Online Reputation - Image Credit: Thinkstock

Nowadays employers rarely hire just skills and are looking for much more of a complete package – skills plus a well-rounded individual that fits well with their team and company. And a person’s social media footprint gives employers (and others) the best insight into your passions, interests, communication styles, work habits, work/life balance and all sorts of other valuable information.

Simply put, it helps an employer get to know you and get comfortable with you before a single word has even been exchanged. So think about it, if you had the choice to consider a cold bland CV or an actual person with common interests, passions and work/life style, wouldn’t the choice be obvious?

When ExecuNet began researching in 2005 how publicly available online information influenced executive hiring, three-quarters of the search firm recruiter respondents revealed they were already Googling candidates to find information beyond the résumé.
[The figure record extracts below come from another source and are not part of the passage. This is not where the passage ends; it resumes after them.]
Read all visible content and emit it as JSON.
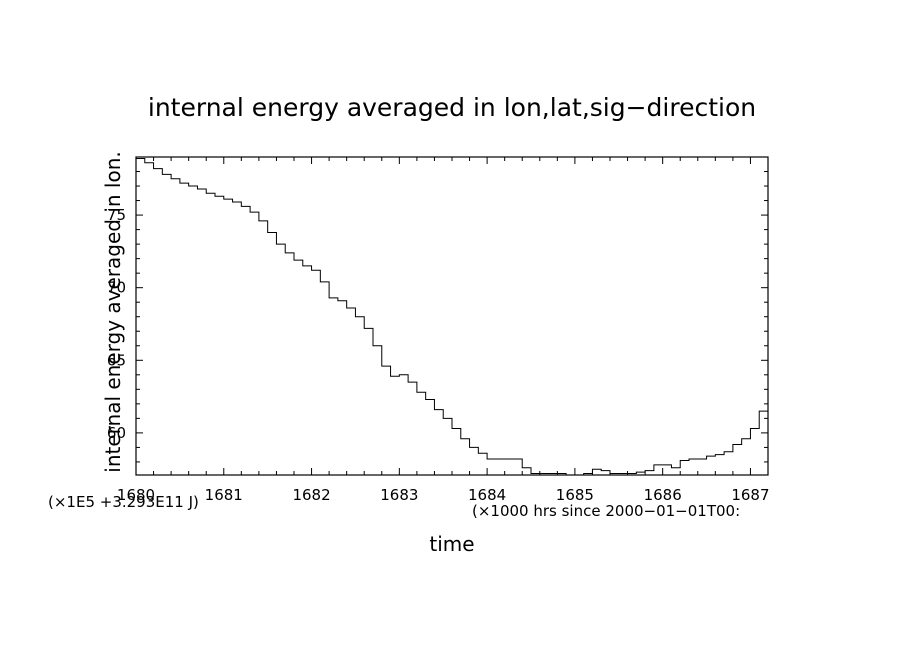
{
  "chart_data": {
    "type": "line",
    "title": "internal energy averaged in lon,lat,sig−direction",
    "xlabel": "time",
    "ylabel": "internal energy averaged in lon.",
    "x_unit_note": "(×1000 hrs  since 2000−01−01T00:",
    "y_unit_note": "(×1E5 +3.293E11 J)",
    "xlim": [
      1680,
      1687.2
    ],
    "ylim": [
      57.1,
      79.0
    ],
    "x_ticks": [
      1680,
      1681,
      1682,
      1683,
      1684,
      1685,
      1686,
      1687
    ],
    "x_tick_labels": [
      "1680",
      "1681",
      "1682",
      "1683",
      "1684",
      "1685",
      "1686",
      "1687"
    ],
    "y_ticks": [
      60,
      65,
      70,
      75
    ],
    "y_tick_labels": [
      "60",
      "65",
      "70",
      "75"
    ],
    "step": true,
    "grid": false,
    "series": [
      {
        "x": [
          1680.0,
          1680.1,
          1680.2,
          1680.3,
          1680.4,
          1680.5,
          1680.6,
          1680.7,
          1680.8,
          1680.9,
          1681.0,
          1681.1,
          1681.2,
          1681.3,
          1681.4,
          1681.5,
          1681.6,
          1681.7,
          1681.8,
          1681.9,
          1682.0,
          1682.1,
          1682.2,
          1682.3,
          1682.4,
          1682.5,
          1682.6,
          1682.7,
          1682.8,
          1682.9,
          1683.0,
          1683.1,
          1683.2,
          1683.3,
          1683.4,
          1683.5,
          1683.6,
          1683.7,
          1683.8,
          1683.9,
          1684.0,
          1684.1,
          1684.2,
          1684.3,
          1684.4,
          1684.5,
          1684.6,
          1684.7,
          1684.8,
          1684.9,
          1685.0,
          1685.1,
          1685.2,
          1685.3,
          1685.4,
          1685.5,
          1685.6,
          1685.7,
          1685.8,
          1685.9,
          1686.0,
          1686.1,
          1686.2,
          1686.3,
          1686.4,
          1686.5,
          1686.6,
          1686.7,
          1686.8,
          1686.9,
          1687.0,
          1687.1,
          1687.2
        ],
        "y": [
          78.9,
          78.6,
          78.2,
          77.8,
          77.5,
          77.2,
          77.0,
          76.8,
          76.5,
          76.3,
          76.1,
          75.9,
          75.6,
          75.2,
          74.6,
          73.8,
          73.0,
          72.4,
          71.9,
          71.5,
          71.2,
          70.4,
          69.3,
          69.1,
          68.6,
          68.0,
          67.2,
          66.0,
          64.6,
          63.9,
          64.0,
          63.5,
          62.8,
          62.3,
          61.6,
          61.0,
          60.3,
          59.6,
          59.0,
          58.6,
          58.2,
          58.2,
          58.2,
          58.2,
          57.6,
          57.2,
          57.2,
          57.2,
          57.2,
          57.1,
          57.1,
          57.2,
          57.5,
          57.4,
          57.2,
          57.2,
          57.2,
          57.3,
          57.4,
          57.8,
          57.8,
          57.6,
          58.1,
          58.2,
          58.2,
          58.4,
          58.5,
          58.7,
          59.2,
          59.6,
          60.3,
          61.5,
          62.0
        ]
      }
    ]
  }
}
As a result, more than one-quarter of recruiters had eliminated a candidate because of what they found online.

ExecuNet continued to monitor this trend, developing a series of reports that raised awareness of online reputation management, and the 2010 data casts no doubt that Googling has been adopted as a best practice with 90% regularly conducting this activity. Forty-six percent uncovered digital deal-breakers, such as ethics violations, falsified employment history and convictions, which lead to eliminating candidates from consideration.

The younger generations — digital natives — who largely live online have to make efforts to separate themselves from their less-professional identities when they enter the workforce, but for successfully established executives, they'll have to work to become visible and distinguish themselves. In the most recent research, 80% of executive recruiters said a candidate's job prospects improve when positive information is found online.

With this research in mind, take some time to:

  • Find what's online about you on a regular basis
  • Keep your profiles private, only allow your trusted friends to view them
  • Work to correct/eradicate anything that doesn't reflect your name well.
  • Develop a plan to establish visibility, both on the Internet at-large and niche communities where your peers dwell.